Als Hobby Fotograf überzeugen mich extreme Labor Teste nicht, die gestellten Situationen gehen zu weit an der Realität vorbei. Diese Tests die, zum Beispiel zwischen Canon und ähnlichen Nikon Gehäusen durchgeführt werden, bringen dem Normal Verbraucher gar nichts. Hier ist ein Niveau erreicht das der Hobby Fotograf nur schwerlich nachvollziehen kann, wenn er seine Bilder normal verwendet und bis auf DIN A3 vergrössert. Vergrösserungen auf 1000% mit extremen ISO Zahlen sind nicht dienlich und sollten Profi Kameras vorenthalten bleiben. Meiner Meinung nach hinken hier die Vergleiche. Letztendlich sind in diesem Bereich der höher angesiedelten Konsumer SLR die Unterschiede zu gering. Die Tendenz zu der einen oder anderen Marke nur ein bauchgefühl oder Vorliebe. Ferner steht und fällt die Qualität mit den verwendeten Objektiven. Hier kann ich nur raten die Finger von Kits zu lassen, lieber selber entscheiden für welche Zwecke man das Objektiv braucht. Finger weg von Weitwinkel bis zu mittleren Tele Zoom, die Qualität ist zu schlecht (Eierlegende Wollmilchsau). Festbrennweite für den normale Gebrauch mit gutem Lichtfaktor und ein Makro reichen für den Anfang. Eventuell noch ein Tele Zoom, das sollte aber lichtstark sein.

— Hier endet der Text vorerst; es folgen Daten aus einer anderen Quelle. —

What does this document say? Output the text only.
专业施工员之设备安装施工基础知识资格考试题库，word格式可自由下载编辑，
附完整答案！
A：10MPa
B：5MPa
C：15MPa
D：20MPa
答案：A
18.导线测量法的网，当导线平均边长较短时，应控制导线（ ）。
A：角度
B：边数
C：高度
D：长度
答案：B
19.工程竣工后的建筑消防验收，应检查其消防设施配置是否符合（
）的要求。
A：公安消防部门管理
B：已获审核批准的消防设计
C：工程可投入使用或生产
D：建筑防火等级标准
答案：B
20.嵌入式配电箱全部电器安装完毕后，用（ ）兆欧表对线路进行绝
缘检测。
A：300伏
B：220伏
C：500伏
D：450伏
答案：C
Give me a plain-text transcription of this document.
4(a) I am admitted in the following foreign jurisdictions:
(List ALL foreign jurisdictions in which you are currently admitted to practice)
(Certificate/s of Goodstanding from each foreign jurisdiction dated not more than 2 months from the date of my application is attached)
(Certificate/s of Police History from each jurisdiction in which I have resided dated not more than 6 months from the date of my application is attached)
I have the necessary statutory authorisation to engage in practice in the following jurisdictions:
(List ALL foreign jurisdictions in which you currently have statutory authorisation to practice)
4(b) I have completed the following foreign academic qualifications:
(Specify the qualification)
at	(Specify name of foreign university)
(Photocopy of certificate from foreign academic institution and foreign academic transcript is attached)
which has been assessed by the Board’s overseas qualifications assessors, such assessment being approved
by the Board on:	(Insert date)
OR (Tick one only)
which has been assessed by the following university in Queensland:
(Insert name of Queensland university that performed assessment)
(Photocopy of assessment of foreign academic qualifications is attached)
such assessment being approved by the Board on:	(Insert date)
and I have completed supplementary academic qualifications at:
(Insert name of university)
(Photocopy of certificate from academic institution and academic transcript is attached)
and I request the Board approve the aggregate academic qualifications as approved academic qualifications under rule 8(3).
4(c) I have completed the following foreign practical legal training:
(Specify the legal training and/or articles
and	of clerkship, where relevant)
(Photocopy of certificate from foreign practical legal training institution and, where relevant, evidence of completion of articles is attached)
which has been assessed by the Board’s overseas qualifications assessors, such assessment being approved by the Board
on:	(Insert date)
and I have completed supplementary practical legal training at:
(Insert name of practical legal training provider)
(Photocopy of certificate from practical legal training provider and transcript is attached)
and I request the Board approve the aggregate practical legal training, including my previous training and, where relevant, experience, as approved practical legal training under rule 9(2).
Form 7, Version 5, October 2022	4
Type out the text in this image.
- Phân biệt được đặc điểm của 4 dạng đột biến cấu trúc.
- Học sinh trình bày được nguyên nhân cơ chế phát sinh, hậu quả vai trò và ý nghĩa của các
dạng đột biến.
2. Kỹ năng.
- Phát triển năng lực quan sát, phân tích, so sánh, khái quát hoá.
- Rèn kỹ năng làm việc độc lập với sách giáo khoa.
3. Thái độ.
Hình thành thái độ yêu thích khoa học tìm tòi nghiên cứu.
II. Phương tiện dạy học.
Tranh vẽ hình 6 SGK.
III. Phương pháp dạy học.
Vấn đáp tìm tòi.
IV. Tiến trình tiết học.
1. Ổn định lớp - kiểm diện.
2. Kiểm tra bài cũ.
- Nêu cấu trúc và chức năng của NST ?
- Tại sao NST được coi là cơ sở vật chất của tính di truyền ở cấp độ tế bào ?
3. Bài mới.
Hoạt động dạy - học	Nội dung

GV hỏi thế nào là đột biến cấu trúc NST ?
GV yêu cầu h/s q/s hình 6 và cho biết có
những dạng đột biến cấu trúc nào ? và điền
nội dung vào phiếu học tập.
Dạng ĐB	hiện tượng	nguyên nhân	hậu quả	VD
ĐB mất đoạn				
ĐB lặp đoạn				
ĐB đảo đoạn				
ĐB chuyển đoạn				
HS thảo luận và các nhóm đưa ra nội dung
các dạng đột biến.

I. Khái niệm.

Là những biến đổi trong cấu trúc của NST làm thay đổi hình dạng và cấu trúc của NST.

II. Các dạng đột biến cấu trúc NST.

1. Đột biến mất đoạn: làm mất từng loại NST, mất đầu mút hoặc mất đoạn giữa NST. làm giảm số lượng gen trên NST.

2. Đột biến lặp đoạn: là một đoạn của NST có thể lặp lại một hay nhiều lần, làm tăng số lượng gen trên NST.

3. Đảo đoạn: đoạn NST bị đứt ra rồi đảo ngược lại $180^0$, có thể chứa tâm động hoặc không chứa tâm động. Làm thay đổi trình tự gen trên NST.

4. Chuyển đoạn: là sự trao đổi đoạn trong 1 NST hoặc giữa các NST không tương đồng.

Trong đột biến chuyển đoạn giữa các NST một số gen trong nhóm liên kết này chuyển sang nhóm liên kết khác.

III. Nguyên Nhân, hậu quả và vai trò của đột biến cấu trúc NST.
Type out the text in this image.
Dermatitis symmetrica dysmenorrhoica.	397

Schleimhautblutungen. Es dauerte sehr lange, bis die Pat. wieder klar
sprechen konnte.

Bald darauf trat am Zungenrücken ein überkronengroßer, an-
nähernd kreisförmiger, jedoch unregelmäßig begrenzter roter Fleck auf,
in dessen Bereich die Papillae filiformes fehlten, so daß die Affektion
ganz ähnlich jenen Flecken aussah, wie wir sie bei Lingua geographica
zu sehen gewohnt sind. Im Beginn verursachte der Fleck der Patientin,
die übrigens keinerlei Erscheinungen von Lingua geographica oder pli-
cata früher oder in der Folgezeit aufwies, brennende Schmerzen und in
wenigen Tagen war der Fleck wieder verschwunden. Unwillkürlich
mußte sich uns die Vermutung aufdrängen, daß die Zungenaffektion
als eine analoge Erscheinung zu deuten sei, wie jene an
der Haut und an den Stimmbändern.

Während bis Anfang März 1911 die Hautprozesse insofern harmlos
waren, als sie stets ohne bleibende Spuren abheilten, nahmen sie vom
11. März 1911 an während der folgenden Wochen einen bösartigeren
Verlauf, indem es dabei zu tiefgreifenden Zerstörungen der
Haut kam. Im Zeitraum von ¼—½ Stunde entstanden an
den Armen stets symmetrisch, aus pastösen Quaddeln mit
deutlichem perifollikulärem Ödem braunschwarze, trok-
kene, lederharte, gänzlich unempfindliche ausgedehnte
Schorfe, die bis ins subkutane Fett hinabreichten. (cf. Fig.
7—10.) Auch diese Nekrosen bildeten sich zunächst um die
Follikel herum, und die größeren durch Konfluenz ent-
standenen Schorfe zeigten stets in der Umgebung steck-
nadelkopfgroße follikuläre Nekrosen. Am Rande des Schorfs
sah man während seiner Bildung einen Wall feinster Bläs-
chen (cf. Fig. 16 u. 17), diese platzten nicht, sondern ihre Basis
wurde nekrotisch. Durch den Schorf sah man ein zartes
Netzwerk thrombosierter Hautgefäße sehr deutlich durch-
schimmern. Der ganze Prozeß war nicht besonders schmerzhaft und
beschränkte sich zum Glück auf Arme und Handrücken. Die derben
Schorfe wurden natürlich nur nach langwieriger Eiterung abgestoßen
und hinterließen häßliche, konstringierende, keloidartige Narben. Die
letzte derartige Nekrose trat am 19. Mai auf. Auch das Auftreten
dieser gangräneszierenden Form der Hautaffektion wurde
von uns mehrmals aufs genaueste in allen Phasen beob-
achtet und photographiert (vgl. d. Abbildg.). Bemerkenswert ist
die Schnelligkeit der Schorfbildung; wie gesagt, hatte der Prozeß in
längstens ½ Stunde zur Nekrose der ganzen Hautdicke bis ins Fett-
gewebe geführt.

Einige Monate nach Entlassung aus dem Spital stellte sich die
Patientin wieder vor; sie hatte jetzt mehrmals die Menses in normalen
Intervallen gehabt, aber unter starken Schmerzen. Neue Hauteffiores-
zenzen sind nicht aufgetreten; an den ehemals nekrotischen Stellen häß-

2008 hätte ich die Kamera für den damaligen Preis nicht gekauft, jetzt ist sie ein echtes Schnäppchen das auch ambitionierte Hobby Fotografen mit Grundwissen der Fotografie glücklich machen kann. Ob man sich für Nikon oder andere Marken entscheidet ist eine Gewissensfrage, sicher keine objektive Frage der Qualität bei diesem Preisniveau. Outdoor-Spezialisten sollten zu entsprechend abgedichteten Gehäusen greifen, das geht aber richtig ins Geld.